Personal information
- Full name: Dewan Mohammad Sirajuddin Siru
- Date of birth: 1 January 1951
- Place of birth: Dhaka, East Bengal, Pakistan (present-day Bangladesh)
- Date of death: 3 April 2013 (aged 62)
- Place of death: Dhaka, Bangladesh
- Position: Centre-back

Senior career*
- Years: Team / Apps / (Gls)
- 1966–1967: East End Boys
- 1968: Farashganj SC
- 1969: Pakistan Sporting
- 1970–1972: PWD SC
- 1973: Dilkusha SC
- 1974: Victoria SC
- 1975: East End Club
- 1976–1977: Victoria SC

International career
- 1971: Shadhin Bangla

= Dewan Mohammad Sirajuddin Siru =

Bangladeshi association football player and manager

Dewan Mohammad Sirajuddin (দেওয়ান মোহাম্মদ সিরাজউদ্দিন; 1 Januar 1951 – 3 April 2013), known by his nickname Siru, was a Bangladeshi football player who represented the Shadhin Bangla football team, during the Bangladesh Liberation War.

==Biography==
Siru was born in Matuail area of Dhaka, on 1 January 1951.

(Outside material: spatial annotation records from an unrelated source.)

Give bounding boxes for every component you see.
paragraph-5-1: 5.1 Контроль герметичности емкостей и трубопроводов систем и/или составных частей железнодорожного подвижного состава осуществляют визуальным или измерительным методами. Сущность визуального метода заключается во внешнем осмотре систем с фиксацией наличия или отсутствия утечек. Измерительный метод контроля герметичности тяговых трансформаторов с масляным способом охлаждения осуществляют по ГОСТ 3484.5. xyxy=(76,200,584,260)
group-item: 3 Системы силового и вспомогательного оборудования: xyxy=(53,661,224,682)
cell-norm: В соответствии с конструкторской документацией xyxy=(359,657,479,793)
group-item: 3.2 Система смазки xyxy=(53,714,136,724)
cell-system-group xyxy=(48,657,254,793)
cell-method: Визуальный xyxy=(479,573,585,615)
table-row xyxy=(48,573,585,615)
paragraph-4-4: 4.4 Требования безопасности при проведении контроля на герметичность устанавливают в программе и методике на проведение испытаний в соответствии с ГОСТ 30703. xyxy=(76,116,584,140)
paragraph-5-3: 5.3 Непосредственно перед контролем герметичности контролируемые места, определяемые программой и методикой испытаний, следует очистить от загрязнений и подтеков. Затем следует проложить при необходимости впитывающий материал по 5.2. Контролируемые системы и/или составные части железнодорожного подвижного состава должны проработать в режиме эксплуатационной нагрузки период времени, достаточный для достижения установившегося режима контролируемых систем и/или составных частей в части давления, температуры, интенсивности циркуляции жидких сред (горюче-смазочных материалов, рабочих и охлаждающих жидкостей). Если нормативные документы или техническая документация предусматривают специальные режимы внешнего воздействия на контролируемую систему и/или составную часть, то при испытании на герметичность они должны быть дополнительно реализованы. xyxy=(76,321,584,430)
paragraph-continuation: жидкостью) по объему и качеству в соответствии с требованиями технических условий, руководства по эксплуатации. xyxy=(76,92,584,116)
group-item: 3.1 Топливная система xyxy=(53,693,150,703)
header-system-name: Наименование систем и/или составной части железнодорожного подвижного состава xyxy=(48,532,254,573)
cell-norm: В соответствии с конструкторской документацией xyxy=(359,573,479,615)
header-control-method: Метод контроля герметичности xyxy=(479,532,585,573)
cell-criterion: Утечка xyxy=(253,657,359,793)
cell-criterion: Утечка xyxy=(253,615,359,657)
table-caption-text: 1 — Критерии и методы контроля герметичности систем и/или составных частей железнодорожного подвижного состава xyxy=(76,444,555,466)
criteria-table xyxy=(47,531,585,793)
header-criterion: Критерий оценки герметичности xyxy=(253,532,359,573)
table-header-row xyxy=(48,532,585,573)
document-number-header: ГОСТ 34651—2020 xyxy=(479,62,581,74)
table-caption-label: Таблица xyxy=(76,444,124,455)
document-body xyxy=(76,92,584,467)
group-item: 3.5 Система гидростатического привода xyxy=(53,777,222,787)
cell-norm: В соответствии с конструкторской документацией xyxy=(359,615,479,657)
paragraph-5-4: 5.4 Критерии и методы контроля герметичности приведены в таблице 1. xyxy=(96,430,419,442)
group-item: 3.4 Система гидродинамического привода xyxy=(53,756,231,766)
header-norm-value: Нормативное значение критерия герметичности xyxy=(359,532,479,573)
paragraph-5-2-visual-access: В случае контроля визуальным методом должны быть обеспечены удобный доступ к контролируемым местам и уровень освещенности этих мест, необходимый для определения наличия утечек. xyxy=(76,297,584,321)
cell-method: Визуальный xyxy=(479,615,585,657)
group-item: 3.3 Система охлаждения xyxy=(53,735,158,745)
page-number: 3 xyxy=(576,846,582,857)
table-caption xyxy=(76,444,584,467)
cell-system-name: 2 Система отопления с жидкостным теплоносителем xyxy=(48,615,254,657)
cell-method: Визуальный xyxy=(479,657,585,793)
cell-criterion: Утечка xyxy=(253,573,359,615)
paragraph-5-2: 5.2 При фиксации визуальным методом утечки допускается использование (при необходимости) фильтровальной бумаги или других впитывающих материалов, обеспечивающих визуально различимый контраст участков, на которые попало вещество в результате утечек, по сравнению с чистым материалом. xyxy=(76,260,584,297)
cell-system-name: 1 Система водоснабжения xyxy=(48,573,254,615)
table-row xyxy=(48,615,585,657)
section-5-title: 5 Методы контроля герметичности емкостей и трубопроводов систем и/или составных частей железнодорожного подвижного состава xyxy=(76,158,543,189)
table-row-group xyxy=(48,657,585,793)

A few months before the Bangladesh Liberation War, he was undergoing training in the East Pakistan Army before joining the Shadhin Bangla football team.

Siru died on 3 March 2013 at Gulbagh at the age of 62. He was paralyzed after a stroke two years ago. He was buried at the Matuail Graveyard.